FilmScene — Screening through April 9, times vary

What We Do in the Shadows, Taika Waititi and Jemaine Clement’s new film, is a satisfying solution to a problem you may not have known cinema had: the need for a vampire mockumentary.

After running a successful Kickstarter campaign, Waititi and Clement, the co-writers and co-directors of the film, created their vampire mockumentary, which is borderline brilliant. Both men are successful actors and comedians from New Zealand — Jemaine co-created and starred in the show Flight of the Conchords (2007-2009), with which Waititi was also involved, and both have had bit parts in Hollywood films.

The film focuses on the foibles and banalities of four vampire roommates: Viago (Waititi), Vladislav (Clement), Deacon (Jonathan Brugh) and Petyr (Ben Fransham) live together in a decrepit house in Wellington, New Zealand. Although they have their differences — their ages range from 183 to 8,000 years, and they’re each of different national origin — there is also the mutual affection of longtime roommates. Every morning Viago brings a chicken to the ancient Petyr, who looks like Max Schreck in Nosferatu (1922); Deacon has his familiar, Jackie (Jackie van Beek), do chores around the house; Vladislav hypnotizes the groups’ shared victims. At night the three human-looking vampires try to go out together to clubs in Wellington, but usually can’t get in, because vampires have to be invited.

The group has an established dynamic, and has allowed a camera crew to document their — with the exception of all the gore — rather banal lives in the lead-up to the “Unholy Masquerade,” an annual social event for the undead. The film opens with Viago and Vladislav calling an early-morning meeting to discuss the “young and rebellious” (183 year-old) Deacon’s refusal to clean the blood-soaked dishes. The scene is patterned after the stagey confrontations of reality TV, as if the only drama in these vampire’s lives is one that has to be hyperbolized by the conventions of contemporary documentary practice.

Most of the film’s jokes rely on this distance between the supernatural, occult world of monsters and the normality of their obsessions and quirks, or the (supposedly) detached sobriety of the documentary style. The immortality and magical abilities of vampirism come with increased social isolation and exaggerated versions of human eccentricities. Vampires and other quasi-human monsters would not be suave, mysterious masters of themselves and others, the movie suggests, but amusingly insecure beings who make mistakes and put their powers to petty uses. This is hardly the first time such humor has been effectively used — see, for example, the latter seasons of Buffy — but it’s executed with the deft comic timing of, well, season four of Buffy.

This basic contrast proves to be a fertile terrain for jokes, as the largely improvised film never feels like it’s repeating the same material.
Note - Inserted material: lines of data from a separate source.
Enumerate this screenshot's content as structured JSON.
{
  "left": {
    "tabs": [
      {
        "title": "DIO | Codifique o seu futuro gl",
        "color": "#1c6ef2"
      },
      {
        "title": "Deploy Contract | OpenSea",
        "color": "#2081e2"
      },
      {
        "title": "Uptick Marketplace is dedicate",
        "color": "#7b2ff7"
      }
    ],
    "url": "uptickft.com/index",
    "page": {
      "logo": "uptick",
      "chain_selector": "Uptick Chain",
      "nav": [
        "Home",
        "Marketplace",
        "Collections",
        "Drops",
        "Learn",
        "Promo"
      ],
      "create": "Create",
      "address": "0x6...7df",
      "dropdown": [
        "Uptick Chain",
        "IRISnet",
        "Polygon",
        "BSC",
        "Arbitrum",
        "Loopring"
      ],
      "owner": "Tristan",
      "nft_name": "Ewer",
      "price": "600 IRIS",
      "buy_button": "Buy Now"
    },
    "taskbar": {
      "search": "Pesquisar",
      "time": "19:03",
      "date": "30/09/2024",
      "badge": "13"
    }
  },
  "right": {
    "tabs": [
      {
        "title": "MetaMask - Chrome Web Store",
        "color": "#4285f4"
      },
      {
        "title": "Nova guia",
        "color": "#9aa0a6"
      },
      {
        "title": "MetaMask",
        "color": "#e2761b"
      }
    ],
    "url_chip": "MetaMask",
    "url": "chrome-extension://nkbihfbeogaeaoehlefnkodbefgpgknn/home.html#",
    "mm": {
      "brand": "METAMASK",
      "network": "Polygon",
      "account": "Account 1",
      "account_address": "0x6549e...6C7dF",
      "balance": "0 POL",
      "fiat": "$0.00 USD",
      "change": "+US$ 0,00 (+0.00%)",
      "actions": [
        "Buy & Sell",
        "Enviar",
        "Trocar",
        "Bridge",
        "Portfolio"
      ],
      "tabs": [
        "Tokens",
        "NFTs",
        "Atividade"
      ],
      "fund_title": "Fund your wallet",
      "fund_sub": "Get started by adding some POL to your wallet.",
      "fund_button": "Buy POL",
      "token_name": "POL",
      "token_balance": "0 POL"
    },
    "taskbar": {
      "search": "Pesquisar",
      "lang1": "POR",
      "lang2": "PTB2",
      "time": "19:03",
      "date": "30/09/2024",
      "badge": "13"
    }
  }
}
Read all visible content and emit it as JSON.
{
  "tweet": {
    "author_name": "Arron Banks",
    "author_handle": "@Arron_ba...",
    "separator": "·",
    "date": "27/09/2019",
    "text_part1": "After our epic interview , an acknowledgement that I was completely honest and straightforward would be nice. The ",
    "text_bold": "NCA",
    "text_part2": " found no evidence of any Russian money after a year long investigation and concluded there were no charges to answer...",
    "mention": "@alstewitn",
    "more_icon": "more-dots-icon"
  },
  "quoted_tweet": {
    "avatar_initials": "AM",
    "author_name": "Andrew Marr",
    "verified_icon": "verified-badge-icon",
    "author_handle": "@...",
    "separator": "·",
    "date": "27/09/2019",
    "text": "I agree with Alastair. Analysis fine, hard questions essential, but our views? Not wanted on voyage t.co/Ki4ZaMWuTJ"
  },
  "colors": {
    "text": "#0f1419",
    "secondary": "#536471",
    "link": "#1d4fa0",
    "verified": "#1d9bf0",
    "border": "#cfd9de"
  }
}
As a mockumentary, this has more in common with the films of Christopher Guest, like This is Spinal Tap (1984) and Best in Show (2000). But while in Guest’s films the humor often comes from the characters’ pretensions — their exaggerated visions of themselves in contrast to the reality we perceive — in this film it’s more about how unassuming these colorful characters are about their extreme exceptionality.

And while What We Do in the Shadows offers some refreshing twists on the familiar formulas of both the vampire film and the mockumentary, one area in which it offers no twists on comedy convention is its near-total exclusion of women. Jackie is the most notable woman in the film, yet ancillary to the main plot. She has a scene where she complains about the boys’ club of vampires, but it feels at best tokenistic, and at worst, mocking of such claims of gender-based exclusion. It might be part of the joke that vampires hang on to human institutions like homosocial living and particular gendered behaviors, but this is just an excuse for the perpetual exclusion of women from comedy, and particularly “nerdy” concept comedy like this film.

Nonetheless, Clement is something of a comedic genius, and Waititi shines in the main role as the German “18th-century dandy” Viago. It’s only every few years that someone manages to make a consistently funny mockumentary, but the filmmakers of What We Do in Shadows have managed this and more, constructing a hilarious film out of the debris of the vampire and documentary genres.